Além da pandemia, o WeWork já vinha passando por uma série de problemas desde a suspensão dos planos do IPO, em 2019. Qual foi o reflexo na operação brasileira?
Empresas que crescem muito rápido, como foi o nosso caso, têm uma dinâmica própria. No Brasil, nós nunca abrimos outras unidades de negócio do WeWork. Sempre estivemos focados no nosso core business. Mas aprendemos muito. Vimos o que funciona mais, onde gastar energia, que é bom ter foco, priorizar o que faz mais sentido para poder, passo a passo, terminar um capítulo até começar outro. O meu desafio como gestor foi pensar em novos produtos e concentrar o time no que importa, porque todos esses ruídos não mudam a vida do cliente que, no final, é quem importa. Não adianta ficar remoendo sobre as coisas que não temos controle.

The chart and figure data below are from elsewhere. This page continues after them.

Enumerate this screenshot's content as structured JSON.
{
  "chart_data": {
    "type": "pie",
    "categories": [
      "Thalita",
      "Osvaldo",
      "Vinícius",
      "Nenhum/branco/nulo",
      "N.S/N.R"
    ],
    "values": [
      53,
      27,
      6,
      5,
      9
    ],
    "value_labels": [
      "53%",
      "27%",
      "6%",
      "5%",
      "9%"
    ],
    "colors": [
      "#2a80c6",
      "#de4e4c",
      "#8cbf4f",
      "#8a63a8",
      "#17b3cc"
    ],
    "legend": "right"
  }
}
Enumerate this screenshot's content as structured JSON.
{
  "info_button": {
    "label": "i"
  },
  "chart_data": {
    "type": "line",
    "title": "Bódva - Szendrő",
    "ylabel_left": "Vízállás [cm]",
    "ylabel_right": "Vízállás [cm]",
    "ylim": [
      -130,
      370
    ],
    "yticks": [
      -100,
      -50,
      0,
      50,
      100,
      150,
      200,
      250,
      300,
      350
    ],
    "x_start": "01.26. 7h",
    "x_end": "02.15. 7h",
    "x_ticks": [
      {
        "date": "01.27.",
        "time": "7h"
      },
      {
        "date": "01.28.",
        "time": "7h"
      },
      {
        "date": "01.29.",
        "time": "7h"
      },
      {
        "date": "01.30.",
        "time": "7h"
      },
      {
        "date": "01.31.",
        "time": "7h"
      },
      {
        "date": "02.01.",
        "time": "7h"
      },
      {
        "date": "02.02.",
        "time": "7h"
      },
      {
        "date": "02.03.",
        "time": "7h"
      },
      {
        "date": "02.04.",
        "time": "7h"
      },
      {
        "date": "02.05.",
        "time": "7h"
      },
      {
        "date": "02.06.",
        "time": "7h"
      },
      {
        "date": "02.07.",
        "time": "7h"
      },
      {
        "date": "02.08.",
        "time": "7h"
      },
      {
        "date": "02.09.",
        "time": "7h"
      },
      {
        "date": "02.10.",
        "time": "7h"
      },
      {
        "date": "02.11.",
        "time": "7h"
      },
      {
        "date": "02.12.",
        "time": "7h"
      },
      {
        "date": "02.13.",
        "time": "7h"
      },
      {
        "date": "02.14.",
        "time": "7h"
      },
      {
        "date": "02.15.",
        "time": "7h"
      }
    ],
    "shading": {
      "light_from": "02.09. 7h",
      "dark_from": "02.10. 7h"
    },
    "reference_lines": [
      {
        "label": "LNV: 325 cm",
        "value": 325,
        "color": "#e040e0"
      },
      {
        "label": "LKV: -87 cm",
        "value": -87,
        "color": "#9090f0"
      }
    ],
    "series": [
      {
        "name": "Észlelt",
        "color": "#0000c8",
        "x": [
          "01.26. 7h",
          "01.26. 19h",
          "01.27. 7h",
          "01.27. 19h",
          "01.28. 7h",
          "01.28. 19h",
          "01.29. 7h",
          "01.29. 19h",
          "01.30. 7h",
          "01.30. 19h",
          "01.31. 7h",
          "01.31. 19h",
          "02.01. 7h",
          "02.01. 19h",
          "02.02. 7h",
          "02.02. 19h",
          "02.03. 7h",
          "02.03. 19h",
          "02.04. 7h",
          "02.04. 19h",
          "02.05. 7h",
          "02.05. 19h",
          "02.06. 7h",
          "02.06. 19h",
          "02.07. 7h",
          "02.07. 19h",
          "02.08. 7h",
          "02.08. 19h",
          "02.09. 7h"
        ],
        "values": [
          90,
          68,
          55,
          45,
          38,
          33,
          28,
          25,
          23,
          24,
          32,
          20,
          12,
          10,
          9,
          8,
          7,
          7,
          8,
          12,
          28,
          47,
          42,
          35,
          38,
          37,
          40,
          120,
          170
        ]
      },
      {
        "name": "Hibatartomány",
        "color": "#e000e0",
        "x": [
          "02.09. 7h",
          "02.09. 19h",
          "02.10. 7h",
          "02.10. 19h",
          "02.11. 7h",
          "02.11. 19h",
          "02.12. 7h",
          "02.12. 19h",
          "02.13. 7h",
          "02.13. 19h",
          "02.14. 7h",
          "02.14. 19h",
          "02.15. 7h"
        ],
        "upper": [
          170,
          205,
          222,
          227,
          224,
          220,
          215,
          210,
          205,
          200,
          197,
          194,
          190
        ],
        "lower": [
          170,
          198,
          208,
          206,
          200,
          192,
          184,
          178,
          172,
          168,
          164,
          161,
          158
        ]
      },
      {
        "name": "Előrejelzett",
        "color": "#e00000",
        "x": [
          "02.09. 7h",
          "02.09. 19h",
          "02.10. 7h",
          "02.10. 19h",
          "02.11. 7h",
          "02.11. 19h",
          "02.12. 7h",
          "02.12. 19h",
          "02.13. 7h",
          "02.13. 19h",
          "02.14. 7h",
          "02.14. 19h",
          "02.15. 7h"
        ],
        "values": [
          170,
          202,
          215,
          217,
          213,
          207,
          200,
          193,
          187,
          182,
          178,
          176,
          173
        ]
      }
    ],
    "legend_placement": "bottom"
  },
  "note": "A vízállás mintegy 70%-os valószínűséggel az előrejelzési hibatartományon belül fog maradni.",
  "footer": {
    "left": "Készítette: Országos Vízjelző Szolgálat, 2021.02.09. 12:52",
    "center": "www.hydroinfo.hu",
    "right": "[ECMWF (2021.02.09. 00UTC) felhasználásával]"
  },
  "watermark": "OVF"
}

"O Softbank tem um papel fundamental nessa recuperação. Eles trouxeram um excelente time de executivos"
O que mudou, de fato, a partir do momento em que o Softbank assumiu as rédeas da operação?
O Softbank tem um papel fundamental nessa recuperação. Eles trouxeram um excelente time de executivos, que tem vivências diferentes e que trouxe outras ideias e inputs. A empresa é internacional, global, mas, hoje, o Marcelo Claure, nosso chairman, não conhece apenas o Brasil. Ele conhece as cidades do Brasil e aposta muito na região. São executivos experientes, que acrescentaram bastante no dia a dia.
Olhando todo esse cenário e sob a perspectiva de uma quarentena com mais restrições, qual é a perspectiva para esse ano?
As pessoas vão querer, em algum momento, estar em espaços de trabalho. E estamos prontos para receber essa demanda. Temos visto isso no mundo inteiro. Em Israel, por exemplo, onde a vacinação está mais avançada, os nossos volumes estão superando o que tínhamos antes da crise, na China, a mesma coisa. Então, 2020 foi um ano bom para a operação, mas 2021 será, de fato, o nosso ano. Até o Financial Times está dizendo isso. Não vou discordar deles.